The 1953-1954 Chevrolet Bel Air arrived none too soon. Ford, determined to regain sales supremacy, launched an all-out production "blitz" that year as the industry shifted back into high gear with the end of the Korean hostilities. Forced to sell cars they hadn't ordered, Ford dealers resorted to heavy discounting. Chevrolet had no choice but to follow, and the race was on, though Chrysler Corporation and the independents ended up the losers.
For 1954, Ford again face-lifted its new-for-1952 bodies, but stole a march on Chevrolet with a new 239-cid overhead-valve V-8 and ball-joint front suspension. Chevrolet replied with more chrome, a wider grille with more teeth, new taillights, brighter colors, new interior trims, and a fortified six running 115 horses with stickshift (same as that year's 223-cid Ford six), or 125 with Powerglide (versus the Ford V-8's 130).
The One-Fifty business coupe was renamed Utility sedan, while a spiffy two-door sedan called Delray replaced the Two-Ten convertible and hardtop. Finally, the Two-Ten Townsman was upgraded into a Bel Air, bringing the series up to five separate models. New options, most often installed on Bel Airs, included power brakes ($38) and power front seat and front door windows ($86 for either).
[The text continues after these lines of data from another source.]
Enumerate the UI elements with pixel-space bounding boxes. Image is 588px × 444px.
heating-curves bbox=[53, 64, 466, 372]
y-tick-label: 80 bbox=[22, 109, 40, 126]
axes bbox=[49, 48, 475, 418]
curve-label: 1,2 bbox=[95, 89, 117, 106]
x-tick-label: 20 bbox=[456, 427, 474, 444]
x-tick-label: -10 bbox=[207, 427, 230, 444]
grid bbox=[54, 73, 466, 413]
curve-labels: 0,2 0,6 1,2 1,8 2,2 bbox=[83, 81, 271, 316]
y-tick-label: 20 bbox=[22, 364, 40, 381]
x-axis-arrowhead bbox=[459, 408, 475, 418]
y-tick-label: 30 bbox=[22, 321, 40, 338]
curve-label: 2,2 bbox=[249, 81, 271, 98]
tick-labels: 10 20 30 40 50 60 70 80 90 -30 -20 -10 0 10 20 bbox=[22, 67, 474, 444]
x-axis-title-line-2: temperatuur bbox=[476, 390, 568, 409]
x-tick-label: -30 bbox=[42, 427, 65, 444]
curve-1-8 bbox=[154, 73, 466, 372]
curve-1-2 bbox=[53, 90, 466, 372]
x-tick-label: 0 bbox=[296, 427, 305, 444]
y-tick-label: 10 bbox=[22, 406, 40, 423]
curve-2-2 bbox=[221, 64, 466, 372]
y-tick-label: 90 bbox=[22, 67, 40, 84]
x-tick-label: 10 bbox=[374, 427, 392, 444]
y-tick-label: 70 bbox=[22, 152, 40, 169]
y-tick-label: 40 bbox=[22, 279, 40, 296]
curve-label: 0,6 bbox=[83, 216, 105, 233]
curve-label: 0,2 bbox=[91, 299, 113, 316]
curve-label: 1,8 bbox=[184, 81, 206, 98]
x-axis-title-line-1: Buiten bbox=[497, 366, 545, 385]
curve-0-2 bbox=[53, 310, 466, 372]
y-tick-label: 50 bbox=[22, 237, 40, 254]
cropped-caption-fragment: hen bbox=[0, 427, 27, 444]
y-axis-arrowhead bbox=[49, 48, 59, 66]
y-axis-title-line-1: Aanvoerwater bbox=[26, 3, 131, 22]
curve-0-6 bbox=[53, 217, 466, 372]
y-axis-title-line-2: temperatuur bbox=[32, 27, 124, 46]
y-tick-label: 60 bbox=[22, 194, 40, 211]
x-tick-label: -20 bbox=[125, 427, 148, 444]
Despite Ford's hard press, Chevrolet had added just enough pizazz in 1953 and 1954 to remain "USA-1," producing nearly 1.35 million cars for 1953 (about 100,000 more than Ford) and 1.166 million for 1954 (about 20,000 ahead). The Two-Ten emerged as the volume leader in both years, but the Bel Air finished a creditable second, rare for a flagship line even in those heady days.
The Bel Air's success also indicated that buyers were ready for more upmarket Chevrolets with colorful "living room" interiors; chromier, two-tone exteriors; and ever more convenience options. Indeed, the 1953-1954 Chevy pointed toward the future more than anyone probably realized at the time.
As collector cars, the 1955-1957 Chevrolets will probably always overshadow the 1953-1954 models, but the latter -- especially the Bel Airs -- are being discovered by enthusiasts as very pleasant cars with significance as the last of the low-suds "pre-classic" Chevrolets, an important transition in the make's history. That' s reason enough to include on any collectible car list -- that and the bow-tie badge they wear.